Mark G. McCreary, co-chair of the Privacy and Data Security Practice at Fox Rothschild LLP, writes this piece, worth reading in full: “Privacy and Data Security Obligations: Law Firms Have an Outside Counsel Guidelines Problem” —
- “Yet, often OCGs contain privacy and data security obligations that do not match the reality of practicing law and servicing a client. These obligations often come from an IT department or compliance professional who goes to extreme lengths to ensure they cannot be blamed if there is a data incident. This attitude and approach have created an OCG problem for law firms.”
- “I am responsible for reviewing and negotiating the privacy and data security obligations of OCGs for my law firm.
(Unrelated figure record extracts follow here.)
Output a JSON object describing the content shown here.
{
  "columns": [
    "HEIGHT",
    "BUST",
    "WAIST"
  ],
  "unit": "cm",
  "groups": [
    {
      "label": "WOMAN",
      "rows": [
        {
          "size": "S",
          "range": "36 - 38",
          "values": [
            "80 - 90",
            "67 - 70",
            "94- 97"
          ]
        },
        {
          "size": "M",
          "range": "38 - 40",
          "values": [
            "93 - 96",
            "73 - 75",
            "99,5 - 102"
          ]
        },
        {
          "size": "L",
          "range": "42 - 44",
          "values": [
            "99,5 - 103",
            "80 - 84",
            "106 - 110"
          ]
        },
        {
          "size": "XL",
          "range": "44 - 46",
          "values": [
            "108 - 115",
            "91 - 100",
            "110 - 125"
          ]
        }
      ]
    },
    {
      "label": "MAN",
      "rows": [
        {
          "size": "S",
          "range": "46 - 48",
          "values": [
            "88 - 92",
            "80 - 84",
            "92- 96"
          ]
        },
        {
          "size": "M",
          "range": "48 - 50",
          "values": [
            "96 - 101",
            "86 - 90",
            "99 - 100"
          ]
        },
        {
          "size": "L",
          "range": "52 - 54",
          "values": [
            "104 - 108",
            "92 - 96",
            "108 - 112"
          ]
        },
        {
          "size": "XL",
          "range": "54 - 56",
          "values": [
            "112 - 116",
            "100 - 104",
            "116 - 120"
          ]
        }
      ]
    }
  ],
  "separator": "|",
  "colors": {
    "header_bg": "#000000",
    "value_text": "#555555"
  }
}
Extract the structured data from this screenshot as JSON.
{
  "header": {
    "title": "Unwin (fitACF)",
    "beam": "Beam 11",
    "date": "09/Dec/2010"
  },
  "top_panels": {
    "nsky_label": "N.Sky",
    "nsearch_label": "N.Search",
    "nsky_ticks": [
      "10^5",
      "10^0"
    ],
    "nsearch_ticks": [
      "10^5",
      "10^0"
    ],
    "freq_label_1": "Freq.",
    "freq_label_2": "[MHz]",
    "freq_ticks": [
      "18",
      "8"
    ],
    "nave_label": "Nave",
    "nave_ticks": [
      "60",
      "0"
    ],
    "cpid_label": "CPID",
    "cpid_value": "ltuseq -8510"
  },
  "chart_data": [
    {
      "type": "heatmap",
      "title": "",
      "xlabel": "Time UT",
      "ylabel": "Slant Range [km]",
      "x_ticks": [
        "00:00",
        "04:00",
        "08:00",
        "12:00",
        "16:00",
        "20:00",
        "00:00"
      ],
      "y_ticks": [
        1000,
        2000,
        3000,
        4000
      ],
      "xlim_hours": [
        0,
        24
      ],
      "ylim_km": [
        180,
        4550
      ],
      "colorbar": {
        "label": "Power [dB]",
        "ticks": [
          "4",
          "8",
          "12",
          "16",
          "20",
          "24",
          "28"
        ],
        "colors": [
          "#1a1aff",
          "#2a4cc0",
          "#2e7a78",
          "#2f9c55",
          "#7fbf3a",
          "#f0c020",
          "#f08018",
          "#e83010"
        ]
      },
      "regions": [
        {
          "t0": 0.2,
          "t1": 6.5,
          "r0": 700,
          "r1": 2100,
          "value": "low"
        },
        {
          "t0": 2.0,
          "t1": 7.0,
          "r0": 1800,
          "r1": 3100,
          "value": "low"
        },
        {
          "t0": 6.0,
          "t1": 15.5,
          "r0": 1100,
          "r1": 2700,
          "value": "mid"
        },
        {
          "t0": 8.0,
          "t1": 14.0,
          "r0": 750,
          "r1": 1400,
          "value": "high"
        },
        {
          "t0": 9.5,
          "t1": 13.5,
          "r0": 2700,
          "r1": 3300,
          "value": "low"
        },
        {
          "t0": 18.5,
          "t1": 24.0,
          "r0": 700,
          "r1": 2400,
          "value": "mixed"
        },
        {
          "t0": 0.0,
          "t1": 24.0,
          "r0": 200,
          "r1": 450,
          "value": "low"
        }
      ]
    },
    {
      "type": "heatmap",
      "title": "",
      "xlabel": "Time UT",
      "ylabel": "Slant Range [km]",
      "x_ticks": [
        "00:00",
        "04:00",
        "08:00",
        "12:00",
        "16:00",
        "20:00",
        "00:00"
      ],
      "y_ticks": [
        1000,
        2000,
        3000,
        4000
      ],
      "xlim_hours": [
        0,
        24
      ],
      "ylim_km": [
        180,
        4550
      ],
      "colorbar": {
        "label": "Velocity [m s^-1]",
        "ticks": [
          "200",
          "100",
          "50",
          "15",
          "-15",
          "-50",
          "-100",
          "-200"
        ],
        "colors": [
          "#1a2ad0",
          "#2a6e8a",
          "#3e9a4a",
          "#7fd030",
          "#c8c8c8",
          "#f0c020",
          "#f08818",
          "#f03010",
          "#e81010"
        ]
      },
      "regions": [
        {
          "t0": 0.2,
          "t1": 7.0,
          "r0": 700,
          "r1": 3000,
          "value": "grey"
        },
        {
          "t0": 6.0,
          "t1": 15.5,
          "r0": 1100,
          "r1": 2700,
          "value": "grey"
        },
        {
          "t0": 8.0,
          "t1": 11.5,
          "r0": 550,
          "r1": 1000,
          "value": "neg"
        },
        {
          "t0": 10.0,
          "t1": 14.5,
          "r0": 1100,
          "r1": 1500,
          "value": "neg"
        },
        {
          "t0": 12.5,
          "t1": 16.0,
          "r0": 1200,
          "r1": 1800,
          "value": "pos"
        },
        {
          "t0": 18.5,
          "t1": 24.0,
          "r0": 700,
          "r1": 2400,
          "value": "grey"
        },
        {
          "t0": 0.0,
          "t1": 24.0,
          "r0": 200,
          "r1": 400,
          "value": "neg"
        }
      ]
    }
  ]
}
I enjoy that responsibility because I often get to collaborate with in-house counsel that, in most cases, have never read these requirements.”
- “The things that I hear from in-house counsel most often are ‘they really say that,’ ‘that makes no sense, how could you agree to that,’ and ‘nobody has ever raised these concerns.’ Protecting data is outside most in-house counsel’s job responsibility, so these responses are normal.”
- “My firm takes data security extremely seriously, and we are supported by firm management. When I speak with the employees responsible for ensuring the data security of a client, they leave that conversation knowing that their data is adequately protected. We have never failed to successfully negotiate OCGs so that they accurately reflect our practices and procedures, while at the same time meeting the client’s requirements.”
- “But that does not mean every conversation and negotiation is without its challenges. Clients would benefit greatly from the following suggested approaches. While the list is not exhaustive, it is based on the terms in OCGs that I most commonly encounter that do not match the reality of practicing law and servicing a client.”
- “Deletion of Data. …work product from a previous matter can be immensely helpful and efficient when working on subsequent matters… we also have a Records Retention Policy with data retention schedules. We do not want to be in possession of client data longer than necessary… Lastly, some data simply cannot be deleted. Data that is contained in backups cannot be retrieved, data in databases often cannot be isolated without ‘breaking’ the database, and the process of removing email from disaster recovery solutions is often the equivalent of launching a nuclear weapon, if possible, at all.”
- “Notification of Data Incidents. Often OCGs will say the law firm will ‘immediately’ notify the client of a data incident, or within 24 hours. This is arbitrary and not in line with the accepted international standard of 72 hours”
- “Forbidding Disclosure of a Data Incident. Similar to notification of a data incident, at times client will say that unless required by law we cannot notify any third party of a data incident unless the client approves the notification and its content… we cannot have an outside party dictating the timing, messaging and approach of an incident response when those things can impact potential claims against us.”
- “Audits and Assessments. Firms should agree to complete periodic data security questionnaires and assessments. They should also agree that clients can come on premises and conduct and review those questionnaires and assessments. They should not agree that clients can do a physical audit of their systems. Those systems contain the data of all of clients, and it would be a breach of ethical duties… Similarly, firms should agree to provide an executive summary of a data security audit, an ISO 27001 certification, or a penetration test. Under no circumstance should the firm provide a full copy of an audit, an ISO 27001 certification, or the results of a penetration test to a client – really any third party.”
- “Approval of Third-Party Vendors. My solution has been one of two approaches. I will carve out vendors that have access to the data of many clients, such as Microsoft, Mimecast, Relativity, and reprographic and trial service vendors. I agree that if the vendor is a client-specific solution, the client should be involved in that decision.”
- “No Client Data Outside of US Borders. My solution has been (1) to agree not to store client data outside of the U.S., as long as I can have it processed temporarily outside of the U.S. (excluding regulated data), and (2) create an exception that we can allow individuals to travel with client data as long as it is encrypted (which it would be on our laptops, mobile devices and external media).”